Ostatnie lata świadczą o dużej dynamice rozwoju polskiego sektora w Niemczech. Znaczący
kapitał zainwestował tu m.in. Orlen, który za 150 mln euro kupił 500 stacji benzynowych i
sponsoruje trzy kluby piłkarskie - berlińską Herthę BSC, hamburski SV oraz Bayer
Leverkusen.
Dwie strony medalu
Interesującym zjawiskiem pozwalającym obejść bariery zatrudnieniowe i uzyskać dostęp do
nowoczesnych technologii jest przejmowanie dużych niemieckich firm przez polskie
przedsiębiorstwa. Taką politykę prowadzi m.in. spółka Ciech, która za 75 milionów euro
przejęła Sodawerke Stassfurt GmbH w Saksonii Anhalt, a także katowicki Kopex, nabywca
monachijskiej firmy Hansen Sicherheitstechnik, zajmującej się produkcją sprzętu na potrzeby
górnictwa. Z powodzeniem radzą sobie w Niemczech również niewielcy, indywidualni
inwestorzy. Polacy dość szybko zorientowali się, że założenie jednoosobowej firmy jest tu
bardziej uproszczone niż w ich ojczyźnie. Z informacji Wydziału Promocji Handlu i
Inwestycji Ambasady RP w Berlinie wynika, że w tym kraju prowadzi działalność
gospodarczą ponad 50 tys. Polaków, z czego ponad 7 tys. w Berlinie.
Rodacy chętnie korzystają też z możliwości sześciomiesięcznej pracy sezonowej, która dzisiaj
możliwa jest m.in. w takich branżach, jak rolnictwo, gastronomia, hotelarstwo i przetwórstwo
owoców i warzyw. - Obserwujemy duże zainteresowanie rynkiem niemieckim w Polsce stwierdza Piotr Hrabia, dyrektor małopolskiego oddziału Polskiej Izby PrzemysłowoHandlowej Budownictwa w Krakowie, który w ostatnich dniach uczestniczył w rozmowach
prowadzonych z Polską Izbę Gospodarczą w Düsseldorfie. - Polskie firmy mają tam bardzo
dobrą opinię, uważane są za bardzo profesjonalne i solidne.
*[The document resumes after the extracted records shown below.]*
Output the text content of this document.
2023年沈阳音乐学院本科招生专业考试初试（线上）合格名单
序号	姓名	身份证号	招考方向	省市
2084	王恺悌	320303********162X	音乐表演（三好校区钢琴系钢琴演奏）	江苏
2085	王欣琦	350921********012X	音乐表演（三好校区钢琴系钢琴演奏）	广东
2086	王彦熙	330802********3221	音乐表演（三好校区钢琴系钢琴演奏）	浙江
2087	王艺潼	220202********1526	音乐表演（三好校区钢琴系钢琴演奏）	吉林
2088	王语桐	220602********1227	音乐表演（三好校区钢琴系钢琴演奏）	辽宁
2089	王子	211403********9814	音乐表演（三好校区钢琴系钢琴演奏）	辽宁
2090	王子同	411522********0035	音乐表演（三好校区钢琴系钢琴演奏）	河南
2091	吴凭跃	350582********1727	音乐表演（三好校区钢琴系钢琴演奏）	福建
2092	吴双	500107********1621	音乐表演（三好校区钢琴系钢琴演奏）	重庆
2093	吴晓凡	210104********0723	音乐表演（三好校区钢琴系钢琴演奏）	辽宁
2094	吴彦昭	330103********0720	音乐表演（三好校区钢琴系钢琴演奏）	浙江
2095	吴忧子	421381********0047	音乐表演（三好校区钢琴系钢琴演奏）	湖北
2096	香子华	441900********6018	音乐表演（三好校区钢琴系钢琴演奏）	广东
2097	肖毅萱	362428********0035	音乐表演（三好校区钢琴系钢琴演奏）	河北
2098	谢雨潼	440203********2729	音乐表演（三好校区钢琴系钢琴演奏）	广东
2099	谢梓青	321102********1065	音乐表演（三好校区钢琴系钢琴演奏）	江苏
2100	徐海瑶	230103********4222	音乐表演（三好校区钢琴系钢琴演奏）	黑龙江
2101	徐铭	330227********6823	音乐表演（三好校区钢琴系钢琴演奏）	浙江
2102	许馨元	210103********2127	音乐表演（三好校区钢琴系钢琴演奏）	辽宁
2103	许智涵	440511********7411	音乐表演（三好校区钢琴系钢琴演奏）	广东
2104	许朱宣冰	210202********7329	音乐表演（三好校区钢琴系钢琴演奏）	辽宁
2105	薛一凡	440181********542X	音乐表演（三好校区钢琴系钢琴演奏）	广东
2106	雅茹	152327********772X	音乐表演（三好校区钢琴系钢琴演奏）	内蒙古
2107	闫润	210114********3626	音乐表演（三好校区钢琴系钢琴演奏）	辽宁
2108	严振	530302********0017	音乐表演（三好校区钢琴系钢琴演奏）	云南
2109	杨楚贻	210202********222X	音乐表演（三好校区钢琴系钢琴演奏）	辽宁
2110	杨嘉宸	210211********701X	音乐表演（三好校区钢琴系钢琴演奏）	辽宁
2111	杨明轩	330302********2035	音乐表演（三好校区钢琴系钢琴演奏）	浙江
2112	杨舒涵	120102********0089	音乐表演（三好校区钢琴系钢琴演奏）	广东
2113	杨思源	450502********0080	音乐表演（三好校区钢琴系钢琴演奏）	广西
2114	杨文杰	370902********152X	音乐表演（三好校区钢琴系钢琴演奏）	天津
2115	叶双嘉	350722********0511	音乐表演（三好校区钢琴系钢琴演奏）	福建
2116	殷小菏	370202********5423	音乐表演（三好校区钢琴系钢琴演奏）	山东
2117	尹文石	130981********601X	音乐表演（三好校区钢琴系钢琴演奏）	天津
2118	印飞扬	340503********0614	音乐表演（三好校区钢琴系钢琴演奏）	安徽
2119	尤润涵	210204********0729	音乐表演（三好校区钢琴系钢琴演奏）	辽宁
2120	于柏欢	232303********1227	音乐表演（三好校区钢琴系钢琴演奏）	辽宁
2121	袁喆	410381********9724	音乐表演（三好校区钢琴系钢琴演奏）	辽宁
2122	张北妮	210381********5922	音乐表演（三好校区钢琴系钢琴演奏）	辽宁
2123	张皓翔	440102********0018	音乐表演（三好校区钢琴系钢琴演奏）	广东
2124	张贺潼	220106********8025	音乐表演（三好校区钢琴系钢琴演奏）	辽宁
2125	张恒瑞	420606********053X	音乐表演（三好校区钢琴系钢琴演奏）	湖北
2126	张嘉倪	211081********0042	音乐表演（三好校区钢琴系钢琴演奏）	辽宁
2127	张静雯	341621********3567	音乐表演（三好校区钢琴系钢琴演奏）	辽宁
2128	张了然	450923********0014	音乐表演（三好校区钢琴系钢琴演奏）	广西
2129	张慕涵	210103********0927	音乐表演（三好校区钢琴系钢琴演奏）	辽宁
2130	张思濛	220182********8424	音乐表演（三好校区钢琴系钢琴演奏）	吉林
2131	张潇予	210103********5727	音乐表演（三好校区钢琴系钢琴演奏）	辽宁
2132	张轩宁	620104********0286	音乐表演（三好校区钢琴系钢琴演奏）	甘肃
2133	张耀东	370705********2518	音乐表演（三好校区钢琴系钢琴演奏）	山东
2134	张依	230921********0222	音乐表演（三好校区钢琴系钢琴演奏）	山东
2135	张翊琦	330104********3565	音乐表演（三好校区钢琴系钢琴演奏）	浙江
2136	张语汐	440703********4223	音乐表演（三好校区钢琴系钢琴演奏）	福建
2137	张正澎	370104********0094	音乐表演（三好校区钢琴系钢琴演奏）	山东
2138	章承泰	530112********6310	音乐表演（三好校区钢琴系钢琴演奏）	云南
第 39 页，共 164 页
Problem w tym, że poruszanie się
w Niemczech wymaga bardzo dobrej znajomości miejscowych przepisów. Wydaje nam się,
że kluczowe znaczenie w perspektywie otwarcia tego rynku będzie miała integracja polskich
organizacji, które - tak jak dusseldorfska PWD, organizator w pierwszych dniach
października dużej konferencji na temat niemieckiego rynku pracy po roku 2011 - dysponują
rozległą wiedzą i doświadczeniami. Stworzenie takiej platformy pod egidą Krajowej Izby
Gospodarczej pozwoli zainteresowanym odpowiednio przygotować się do nowej jakościowo
sytuacji, jaka powstanie z chwilą otwarcia rynku niemieckiego.
- Mamy świadomość, że może być to moment niełatwy dla gospodarki w Polsce - mówi Jerzy
Kaliski, prezes Krakbau. - Ten medal ma dwie strony: otwarcie rynku niemieckiego może
spowodować m.in. dalszy ubytek na krajowym rynku fachowców w różnych branżach i
wywołać negatywne reperkusje w całej gospodarce.